牛丼ビッグ3各社の店舗数推移(2010年4月~2018年2月)

出所:会社資料をもとに投信1編集部作成
■既存店売上高を見てみよう
次に、小売り産業を分析する上では欠かせない、既存店売上高の推移を見てみましょう。
まず、すき家ですが、既存店売上高は足元では2017年11月以降100%を超えており、堅調といえます。客数は11月は100%を割れていましたが、12月に入り100%を超え、その傾向は続いています。客単価については、2018年3月期の2017年4月から2018年2月まで、毎月100%を超える状況となっています。
吉野家もすき家と似たような傾向です。既存店売上高自体は2017年11月から100%を大きく上回っており、こちらも堅調です。客数は2017年4月から8月まで100%を割れる状況でしたが、2017年11月以降は100%を超えています。客単価についても2018年2月期の2017年3月から2018年1月までは100%を超えていました。ただ、2018年2月には88.5%と100%を大きく割り込んでいます。
松屋の足元の既存店売上高は、ほぼ100%水準といえます。100%を若干超えたり、割れたりという状況です。その内容を見ると、客数が2017年9月以降2018年2月まで連続して100%を割り続けています。

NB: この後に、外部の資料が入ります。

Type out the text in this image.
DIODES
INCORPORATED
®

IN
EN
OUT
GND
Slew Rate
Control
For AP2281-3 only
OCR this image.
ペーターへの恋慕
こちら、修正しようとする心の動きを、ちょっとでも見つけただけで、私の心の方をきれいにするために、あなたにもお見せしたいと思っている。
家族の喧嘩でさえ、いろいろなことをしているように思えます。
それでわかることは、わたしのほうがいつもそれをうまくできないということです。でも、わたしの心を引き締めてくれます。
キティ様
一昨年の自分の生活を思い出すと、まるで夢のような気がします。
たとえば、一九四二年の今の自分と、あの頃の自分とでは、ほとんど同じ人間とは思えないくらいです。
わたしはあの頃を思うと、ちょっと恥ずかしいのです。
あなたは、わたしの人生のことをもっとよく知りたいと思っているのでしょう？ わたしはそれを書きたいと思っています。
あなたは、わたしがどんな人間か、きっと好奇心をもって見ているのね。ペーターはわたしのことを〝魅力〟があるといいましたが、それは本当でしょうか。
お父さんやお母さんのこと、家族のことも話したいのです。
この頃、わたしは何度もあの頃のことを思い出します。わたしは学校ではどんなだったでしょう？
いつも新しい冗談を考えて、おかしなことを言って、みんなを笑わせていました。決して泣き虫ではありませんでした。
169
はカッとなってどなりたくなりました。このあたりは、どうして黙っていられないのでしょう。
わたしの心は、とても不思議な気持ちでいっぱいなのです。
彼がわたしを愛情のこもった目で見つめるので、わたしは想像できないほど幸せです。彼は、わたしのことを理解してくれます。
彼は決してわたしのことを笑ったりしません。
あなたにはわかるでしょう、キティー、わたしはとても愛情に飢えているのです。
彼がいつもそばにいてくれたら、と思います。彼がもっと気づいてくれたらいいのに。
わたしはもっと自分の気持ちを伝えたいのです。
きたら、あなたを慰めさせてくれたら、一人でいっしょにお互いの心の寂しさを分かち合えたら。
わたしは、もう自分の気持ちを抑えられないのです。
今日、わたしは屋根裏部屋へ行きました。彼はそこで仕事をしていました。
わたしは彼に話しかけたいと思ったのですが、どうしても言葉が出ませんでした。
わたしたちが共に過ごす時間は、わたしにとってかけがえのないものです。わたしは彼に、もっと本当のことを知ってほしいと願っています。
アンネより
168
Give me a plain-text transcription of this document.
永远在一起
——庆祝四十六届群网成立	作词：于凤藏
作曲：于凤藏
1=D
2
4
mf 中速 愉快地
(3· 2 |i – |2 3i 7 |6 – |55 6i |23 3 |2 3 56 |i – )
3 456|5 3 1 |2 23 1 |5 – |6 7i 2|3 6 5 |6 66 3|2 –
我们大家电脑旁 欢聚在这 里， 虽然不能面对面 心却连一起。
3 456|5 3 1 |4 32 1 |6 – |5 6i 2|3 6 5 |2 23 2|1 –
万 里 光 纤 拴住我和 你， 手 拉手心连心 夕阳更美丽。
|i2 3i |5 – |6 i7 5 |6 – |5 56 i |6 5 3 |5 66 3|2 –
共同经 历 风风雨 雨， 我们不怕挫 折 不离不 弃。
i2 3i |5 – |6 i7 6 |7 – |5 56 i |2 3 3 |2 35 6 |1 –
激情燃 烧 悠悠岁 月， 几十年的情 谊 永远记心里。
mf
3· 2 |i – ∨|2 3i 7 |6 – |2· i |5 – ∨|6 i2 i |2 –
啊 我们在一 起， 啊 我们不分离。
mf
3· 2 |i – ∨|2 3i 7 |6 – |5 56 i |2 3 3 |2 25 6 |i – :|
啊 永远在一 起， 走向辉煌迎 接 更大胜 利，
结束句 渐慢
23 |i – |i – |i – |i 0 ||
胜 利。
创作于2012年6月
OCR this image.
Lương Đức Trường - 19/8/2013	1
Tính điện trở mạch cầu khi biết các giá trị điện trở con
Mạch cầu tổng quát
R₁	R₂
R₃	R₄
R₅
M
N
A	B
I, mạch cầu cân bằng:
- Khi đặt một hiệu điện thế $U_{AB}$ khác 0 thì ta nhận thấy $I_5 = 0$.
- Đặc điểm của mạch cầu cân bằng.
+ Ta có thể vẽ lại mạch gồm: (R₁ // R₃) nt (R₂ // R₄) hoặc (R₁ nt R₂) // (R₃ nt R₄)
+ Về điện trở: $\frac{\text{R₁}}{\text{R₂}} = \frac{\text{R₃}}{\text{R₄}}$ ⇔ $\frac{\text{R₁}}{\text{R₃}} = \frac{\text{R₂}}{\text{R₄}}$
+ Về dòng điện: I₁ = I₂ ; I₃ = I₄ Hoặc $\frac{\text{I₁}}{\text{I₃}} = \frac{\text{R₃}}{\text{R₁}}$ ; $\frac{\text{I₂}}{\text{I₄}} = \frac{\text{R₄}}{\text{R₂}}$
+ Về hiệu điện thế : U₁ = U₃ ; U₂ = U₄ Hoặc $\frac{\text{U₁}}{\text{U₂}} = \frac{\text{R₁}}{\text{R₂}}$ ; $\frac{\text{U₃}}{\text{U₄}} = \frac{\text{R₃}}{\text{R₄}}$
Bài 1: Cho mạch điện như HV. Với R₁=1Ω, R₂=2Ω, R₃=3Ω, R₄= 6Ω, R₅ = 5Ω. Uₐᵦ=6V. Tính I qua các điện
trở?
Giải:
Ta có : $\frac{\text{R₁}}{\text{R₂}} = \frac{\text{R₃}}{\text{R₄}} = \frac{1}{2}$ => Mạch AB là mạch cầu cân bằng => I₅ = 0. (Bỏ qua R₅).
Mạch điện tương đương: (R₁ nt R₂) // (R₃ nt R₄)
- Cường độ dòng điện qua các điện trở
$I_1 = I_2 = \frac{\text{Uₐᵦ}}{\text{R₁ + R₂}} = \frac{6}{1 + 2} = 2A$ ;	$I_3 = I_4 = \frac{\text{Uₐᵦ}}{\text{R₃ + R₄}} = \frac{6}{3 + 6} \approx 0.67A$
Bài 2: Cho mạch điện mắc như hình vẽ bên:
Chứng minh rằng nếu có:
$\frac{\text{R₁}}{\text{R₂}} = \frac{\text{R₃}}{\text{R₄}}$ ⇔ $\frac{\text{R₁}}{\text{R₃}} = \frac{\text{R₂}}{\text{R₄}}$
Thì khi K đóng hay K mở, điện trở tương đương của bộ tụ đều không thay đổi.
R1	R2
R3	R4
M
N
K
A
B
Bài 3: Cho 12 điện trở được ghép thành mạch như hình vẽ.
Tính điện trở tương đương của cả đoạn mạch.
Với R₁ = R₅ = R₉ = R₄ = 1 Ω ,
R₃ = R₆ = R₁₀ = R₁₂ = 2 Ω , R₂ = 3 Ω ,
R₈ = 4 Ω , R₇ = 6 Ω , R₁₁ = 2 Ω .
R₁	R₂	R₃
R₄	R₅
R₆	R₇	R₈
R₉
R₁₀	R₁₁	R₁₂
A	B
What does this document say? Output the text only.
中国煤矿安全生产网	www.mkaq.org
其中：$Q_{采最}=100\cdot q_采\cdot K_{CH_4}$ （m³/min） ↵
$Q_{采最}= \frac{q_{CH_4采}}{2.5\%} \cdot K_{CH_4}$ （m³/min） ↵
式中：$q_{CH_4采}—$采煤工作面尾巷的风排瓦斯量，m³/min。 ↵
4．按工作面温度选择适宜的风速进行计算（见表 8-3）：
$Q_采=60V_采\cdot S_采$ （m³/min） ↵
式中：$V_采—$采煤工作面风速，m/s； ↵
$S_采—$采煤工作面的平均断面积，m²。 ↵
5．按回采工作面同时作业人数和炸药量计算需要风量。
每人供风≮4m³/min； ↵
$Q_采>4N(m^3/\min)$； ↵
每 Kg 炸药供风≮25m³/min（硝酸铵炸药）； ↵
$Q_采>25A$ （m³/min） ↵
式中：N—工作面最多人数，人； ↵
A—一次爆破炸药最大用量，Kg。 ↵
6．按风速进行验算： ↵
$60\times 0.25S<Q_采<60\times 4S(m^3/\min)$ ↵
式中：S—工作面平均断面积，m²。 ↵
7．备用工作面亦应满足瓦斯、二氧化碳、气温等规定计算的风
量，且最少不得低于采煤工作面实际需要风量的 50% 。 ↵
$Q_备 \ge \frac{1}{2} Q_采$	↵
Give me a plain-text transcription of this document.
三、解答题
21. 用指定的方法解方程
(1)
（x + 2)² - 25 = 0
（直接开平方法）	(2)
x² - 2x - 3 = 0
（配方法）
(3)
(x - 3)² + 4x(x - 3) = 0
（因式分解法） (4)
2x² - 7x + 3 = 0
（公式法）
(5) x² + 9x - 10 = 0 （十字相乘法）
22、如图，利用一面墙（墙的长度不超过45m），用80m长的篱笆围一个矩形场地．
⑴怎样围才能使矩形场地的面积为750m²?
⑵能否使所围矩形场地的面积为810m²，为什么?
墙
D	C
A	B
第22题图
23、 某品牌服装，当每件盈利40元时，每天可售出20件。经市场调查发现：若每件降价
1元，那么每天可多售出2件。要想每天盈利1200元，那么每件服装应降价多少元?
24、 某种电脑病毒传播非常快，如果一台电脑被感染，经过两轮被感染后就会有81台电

このように、牛丼ビック3では客数のアップダウンはあるものの、客単価についてはどのチェーンも結果的に引き上げることができているといえます。
■今後の牛丼業界はどうなるのか
牛丼チェーンは店舗数全体で見るとやや飽和状態にありますが、既存店ベースで見れば、客数を意識しながら単価をいかに上げていくことができるかというのが各社の経営の目線ではないでしょうか。
値段が上がると困るという方もいらっしゃるかと思いますが、ハンバーガーなども値上がりしている印象を受ける中、少しの値上げなら我慢できるのか、それとも消費者は別の食べ物に足を向けてしまうのか...。今後の業界の動きに注目です。